Tatarstan is one of the constituent republics of the Russian Federation. Together with Bashkortostan, Udmurtia, Mari El and Chuvashia, it makes up the so-called “Volga republics”. Tatarstan is one of Russia’s richest federal units, its economy based on an important oil and industrial production.
The population of Tatarstan is made up of mostly Muslim Sunni Tatars (54%, 2021 census), mostly Orthodox Christian Russiann (40%), and other peoples (6%).
The Tatar people (5.3 million people), of Turkic language and culture, is the second largest of the Russian Federation (2010 census). Out of 2 million in Tatarstan proper, neighbouring Bashkortostan boasts a significant Tatar population (1 million, 25% of the republic’s total).
The fact that more Tatars are found outside Tatarstan than inside has its roots in the definition of the Tatarstan borders in 1920 by Soviet Russia authorities, which left three-quarters of the whole Tatar population in other administrative units.
At the end of the Soviet period, the Tatar national movement —which had its roots in the early 20th century— demanded further self-government for Tatarstan. The republic proclaimed itself sovereign in 1990. The Tatarstan and Russian governments signed a bilateral, power-sharing agreement in 1994. Tatarstan self-government was cut in 2005 and 2007, under the Russian presidency of Vladimir Putin.
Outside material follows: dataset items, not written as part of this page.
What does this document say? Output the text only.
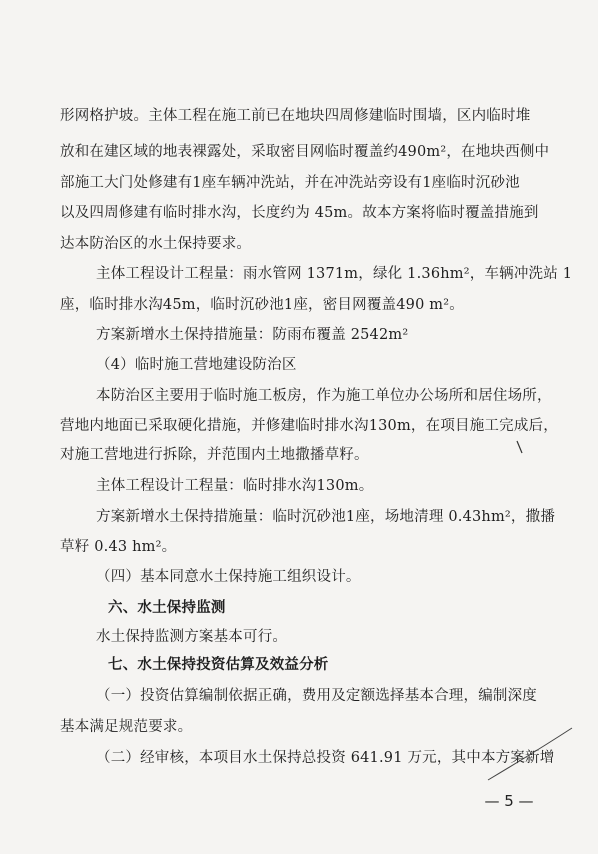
形网格护坡。主体工程在施工前已在地块四周修建临时围墙，区内临时堆
放和在建区域的地表裸露处，采取密目网临时覆盖约490m²，在地块西侧中
部施工大门处修建有1座车辆冲洗站，并在冲洗站旁设有1座临时沉砂池
以及四周修建有临时排水沟，长度约为 45m。故本方案将临时覆盖措施到
达本防治区的水土保持要求。
主体工程设计工程量：雨水管网 1371m，绿化 1.36hm²，车辆冲洗站 1
座，临时排水沟45m，临时沉砂池1座，密目网覆盖490 m²。
方案新增水土保持措施量：防雨布覆盖 2542m²
（4）临时施工营地建设防治区
本防治区主要用于临时施工板房，作为施工单位办公场所和居住场所，
营地内地面已采取硬化措施，并修建临时排水沟130m，在项目施工完成后，
对施工营地进行拆除，并范围内土地撒播草籽。
主体工程设计工程量：临时排水沟130m。
方案新增水土保持措施量：临时沉砂池1座，场地清理 0.43hm²，撒播
草籽 0.43 hm²。
（四）基本同意水土保持施工组织设计。
六、水土保持监测
水土保持监测方案基本可行。
七、水土保持投资估算及效益分析
（一）投资估算编制依据正确，费用及定额选择基本合理，编制深度
基本满足规范要求。
（二）经审核，本项目水土保持总投资 641.91 万元，其中本方案新增
— 5 —
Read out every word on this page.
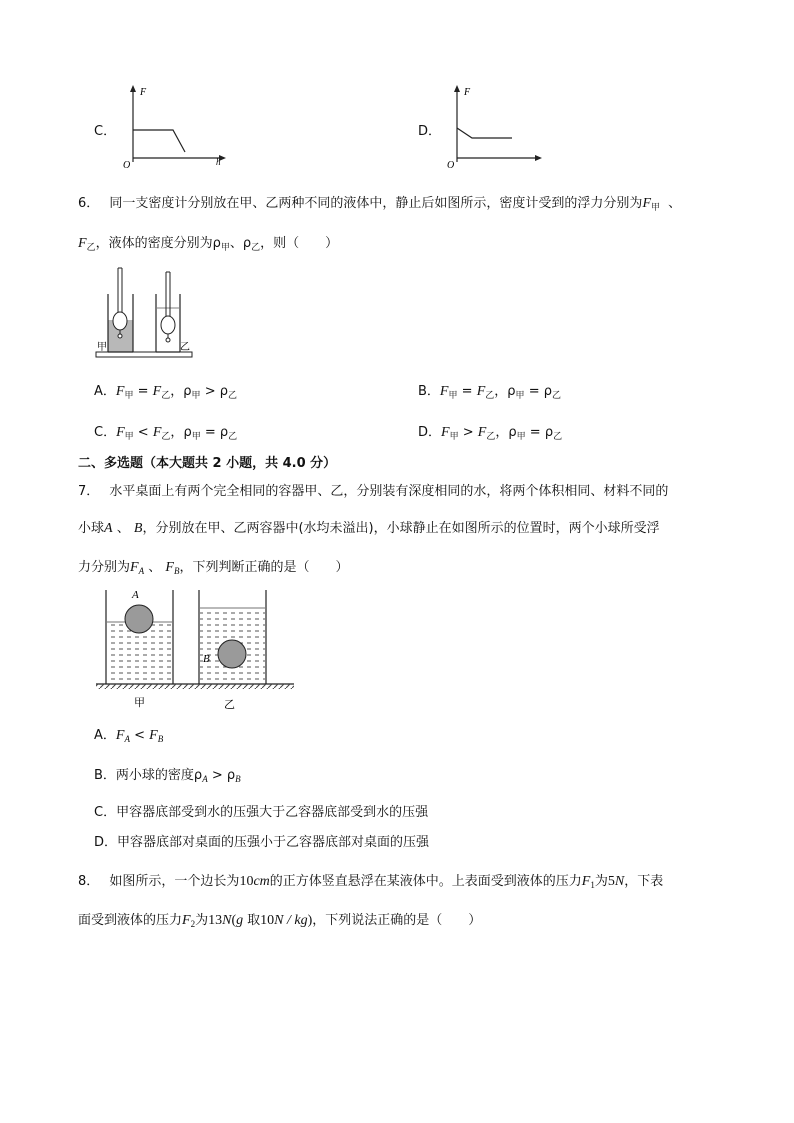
C．
F
h
O
D．
F
O
6． 同一支密度计分别放在甲、乙两种不同的液体中，静止后如图所示，密度计受到的浮力分别为$F_甲$ 、
$F_乙$，液体的密度分别为$\rho_甲$、$\rho_乙$，则（　　）
甲	乙
A．$F_甲 = F_乙$，$\rho_甲 > \rho_乙$	B．$F_甲 = F_乙$，$\rho_甲 = \rho_乙$
C．$F_甲 < F_乙$，$\rho_甲 = \rho_乙$	D．$F_甲 > F_乙$，$\rho_甲 = \rho_乙$
二、多选题（本大题共 2 小题，共 4.0 分）
7． 水平桌面上有两个完全相同的容器甲、乙，分别装有深度相同的水，将两个体积相同、材料不同的
小球A 、 B，分别放在甲、乙两容器中(水均未溢出)，小球静止在如图所示的位置时，两个小球所受浮
力分别为$F_A$ 、 $F_B$，下列判断正确的是（　　）
A
B
甲	乙
A．$F_A < F_B$
B．两小球的密度$\rho_A > \rho_B$
C．甲容器底部受到水的压强大于乙容器底部受到水的压强
D．甲容器底部对桌面的压强小于乙容器底部对桌面的压强
8． 如图所示，一个边长为10cm的正方体竖直悬浮在某液体中。上表面受到液体的压力$F_1$为5N，下表
面受到液体的压力$F_2$为13N(g 取10N / kg)，下列说法正确的是（　　）
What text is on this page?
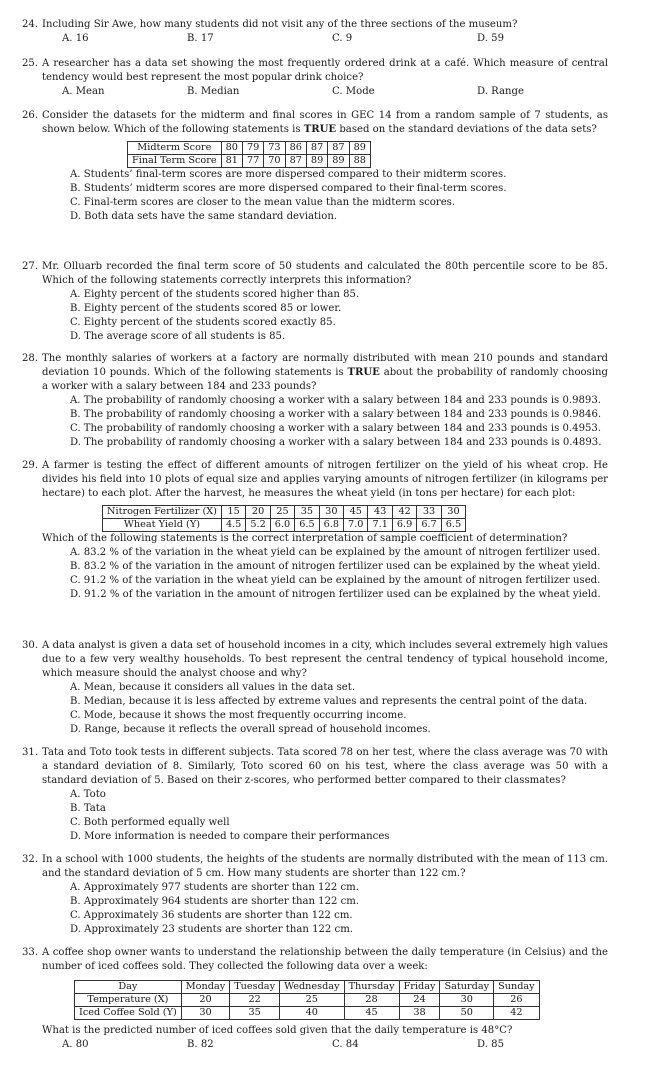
24. Including Sir Awe, how many students did not visit any of the three sections of the museum?
A. 16	B. 17	C. 9	D. 59
25. A researcher has a data set showing the most frequently ordered drink at a café. Which measure of central tendency would best represent the most popular drink choice?
A. Mean	B. Median	C. Mode	D. Range
26. Consider the datasets for the midterm and final scores in GEC 14 from a random sample of 7 students, as shown below. Which of the following statements is TRUE based on the standard deviations of the data sets?
Midterm Score	80	79	73	86	87	87	89
Final Term Score	81	77	70	87	89	89	88
A. Students’ final-term scores are more dispersed compared to their midterm scores.
B. Students’ midterm scores are more dispersed compared to their final-term scores.
C. Final-term scores are closer to the mean value than the midterm scores.
D. Both data sets have the same standard deviation.
27. Mr. Olluarb recorded the final term score of 50 students and calculated the 80th percentile score to be 85. Which of the following statements correctly interprets this information?
A. Eighty percent of the students scored higher than 85.
B. Eighty percent of the students scored 85 or lower.
C. Eighty percent of the students scored exactly 85.
D. The average score of all students is 85.
28. The monthly salaries of workers at a factory are normally distributed with mean 210 pounds and standard deviation 10 pounds. Which of the following statements is TRUE about the probability of randomly choosing a worker with a salary between 184 and 233 pounds?
A. The probability of randomly choosing a worker with a salary between 184 and 233 pounds is 0.9893.
B. The probability of randomly choosing a worker with a salary between 184 and 233 pounds is 0.9846.
C. The probability of randomly choosing a worker with a salary between 184 and 233 pounds is 0.4953.
D. The probability of randomly choosing a worker with a salary between 184 and 233 pounds is 0.4893.
29. A farmer is testing the effect of different amounts of nitrogen fertilizer on the yield of his wheat crop. He divides his field into 10 plots of equal size and applies varying amounts of nitrogen fertilizer (in kilograms per hectare) to each plot. After the harvest, he measures the wheat yield (in tons per hectare) for each plot:
Nitrogen Fertilizer (X)	15	20	25	35	30	45	43	42	33	30
Wheat Yield (Y)	4.5	5.2	6.0	6.5	6.8	7.0	7.1	6.9	6.7	6.5
Which of the following statements is the correct interpretation of sample coefficient of determination?
A. 83.2 % of the variation in the wheat yield can be explained by the amount of nitrogen fertilizer used.
B. 83.2 % of the variation in the amount of nitrogen fertilizer used can be explained by the wheat yield.
C. 91.2 % of the variation in the wheat yield can be explained by the amount of nitrogen fertilizer used.
D. 91.2 % of the variation in the amount of nitrogen fertilizer used can be explained by the wheat yield.
30. A data analyst is given a data set of household incomes in a city, which includes several extremely high values due to a few very wealthy households. To best represent the central tendency of typical household income, which measure should the analyst choose and why?
A. Mean, because it considers all values in the data set.
B. Median, because it is less affected by extreme values and represents the central point of the data.
C. Mode, because it shows the most frequently occurring income.
D. Range, because it reflects the overall spread of household incomes.
31. Tata and Toto took tests in different subjects. Tata scored 78 on her test, where the class average was 70 with a standard deviation of 8. Similarly, Toto scored 60 on his test, where the class average was 50 with a standard deviation of 5. Based on their z-scores, who performed better compared to their classmates?
A. Toto
B. Tata
C. Both performed equally well
D. More information is needed to compare their performances
32. In a school with 1000 students, the heights of the students are normally distributed with the mean of 113 cm. and the standard deviation of 5 cm. How many students are shorter than 122 cm.?
A. Approximately 977 students are shorter than 122 cm.
B. Approximately 964 students are shorter than 122 cm.
C. Approximately 36 students are shorter than 122 cm.
D. Approximately 23 students are shorter than 122 cm.
33. A coffee shop owner wants to understand the relationship between the daily temperature (in Celsius) and the number of iced coffees sold. They collected the following data over a week:
Day	Monday	Tuesday	Wednesday	Thursday	Friday	Saturday	Sunday
Temperature (X)	20	22	25	28	24	30	26
Iced Coffee Sold (Y)	30	35	40	45	38	50	42
What is the predicted number of iced coffees sold given that the daily temperature is 48°C?
A. 80	B. 82	C. 84	D. 85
Tatar is the national language of Tatarstan. It is a language of the Kipchak branch of the Turkic family, closely related to Kazakh and Bashkir, and more distantly to Turkish, Uzbek, and Uyghur, among others.
Tatar is the third most spoken language in the Russian Federation, with 3,26 million speakers (2021 Russian census), only behind Russian and English. About 2 million Tatar speakers live in Tatarstan.
Tatar and Russian are Tatarstan’s official languages, although in practice Tatar is in a subordinated position in areas such as administration, education and the media.
Since 2018, and after a legal amendment, learning Tatar has ceased to be compulsory in schools.
Apart from Tatar and Russian, there are minorities of speakers of Chuvash, Udmurt, and other languages.